KUWAIT: Opposition MPs Omar Al-Tabtabaei (left) and Abdulwahab Al-Babtain arrive to file to grill Oil Minister Bakheet Al-Rasheedi yesterday at the National Assembly. — Photo by Fouad Al-Shaikh

KUWAIT: Opposition MPs Omar Al-Tabtabaei and Abdulwahab Al-Babtain yesterday filed to grill Oil Minister Bakheet Al-Rasheedi over allegations of corruption, mismanagement, squandering public funds and others. Babtain described it as the "grilling of billions" in reference to the alleged sums that have either been stolen or squandered by the oil sector, while Tabtabaei said a "mafia" is running the oil sector.

The lengthy grilling has been placed on the agenda of the May 1 Assembly session for a potential debate, Assembly Speaker Marzouq Al-Ghanem told reporters. He said the grilling was not placed on today's agenda because it was submitted too late and to be debated today and requires the Assembly to agree to place it on the agenda and allow its debate.

The two lawmakers advised the minister to face the grilling and not to resign ahead of the debate, with Tabtabaei insisting that it "contains strong points" with authentic documentation. The grilling is based on 10 main issues, all alleging corruption, mismanagement, squandering of public funds and losses from bad investment decisions. The grilling blames the minister and the oil sector of squandering or losing "hundreds of millions of dinars", while Babtain said the amounts "are well over one billion dinars".

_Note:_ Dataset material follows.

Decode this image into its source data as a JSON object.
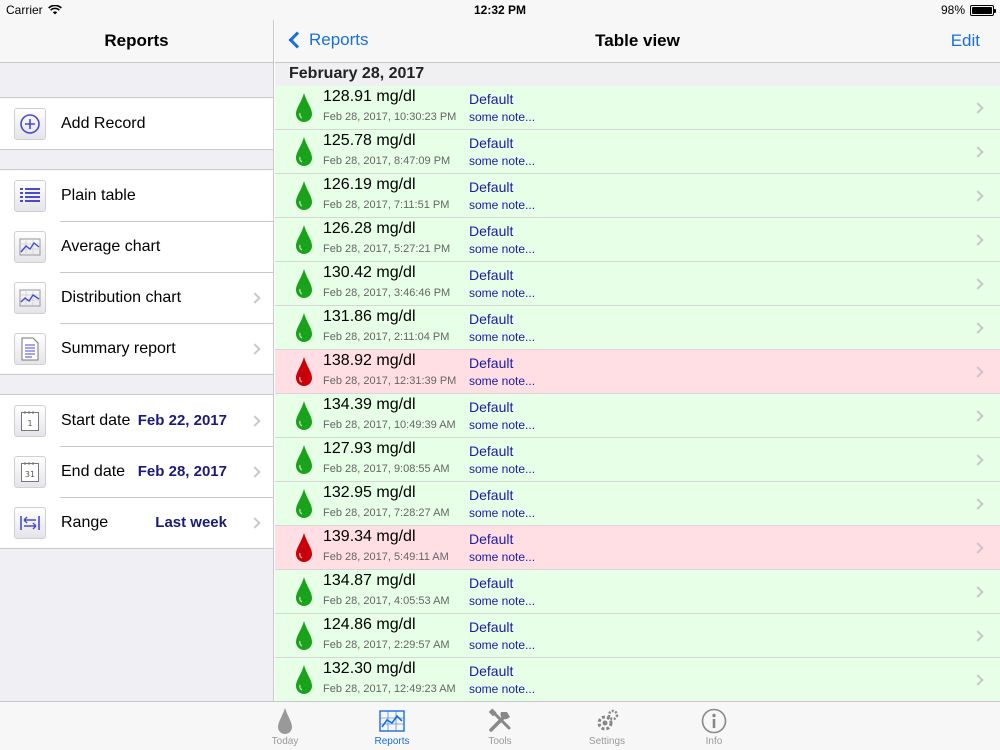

The lawmakers vowed to produce documents to prove their accusations from original sources and urged MPs to first hear the debate before judging the grilling. In the first issue, the grilling alleges a delay in the Clean Fuel Project until the end of 2018, causing the state heavy losses, besides failing to impose delay fines on contractors. It accused the minister of entering into bad investments that cost public funds massive losses, citing the example of a foreign investment that has resulted in $630 million in losses.

It also accused the ministry of failing to collect public funds from lawyers involved in the Dow Chemical issue, and also causing losses to public funds by not operating the refinery in Vietnam. The grilling charged that the minister provided misleading answers to questions submitted by MPs and that he tried to protect senior oil executives who are suspected of graft. It accuses the minister of not responding to "corruption files" of some senior executives and not holding to account those who triggered the oil strike two years ago, which led to a stoppage in oil supplies.

Tabtabaei vowed that the grilling will explain how the oil sector is being run by a mafia, adding that he will not accept anything less than holding oil executives to account, otherwise they plan to grill the chairman of the Supreme Petroleum Council (SPC) - the prime minister. Babtain meanwhile warned that if anything is deleted from the grilling, he will grill the prime minister.

In another development, the financial and economic affairs committee yesterday approved a draft law for early retirement despite a lack of agreement with the government. MP Saleh Ashour said the law allows male government employees to retire after serving for 30 years and women after 25 years regardless of age. Men who want to retire after 25 years of service will lose five percent of their pension, he said. The draft law is expected to be debated either today or tomorrow.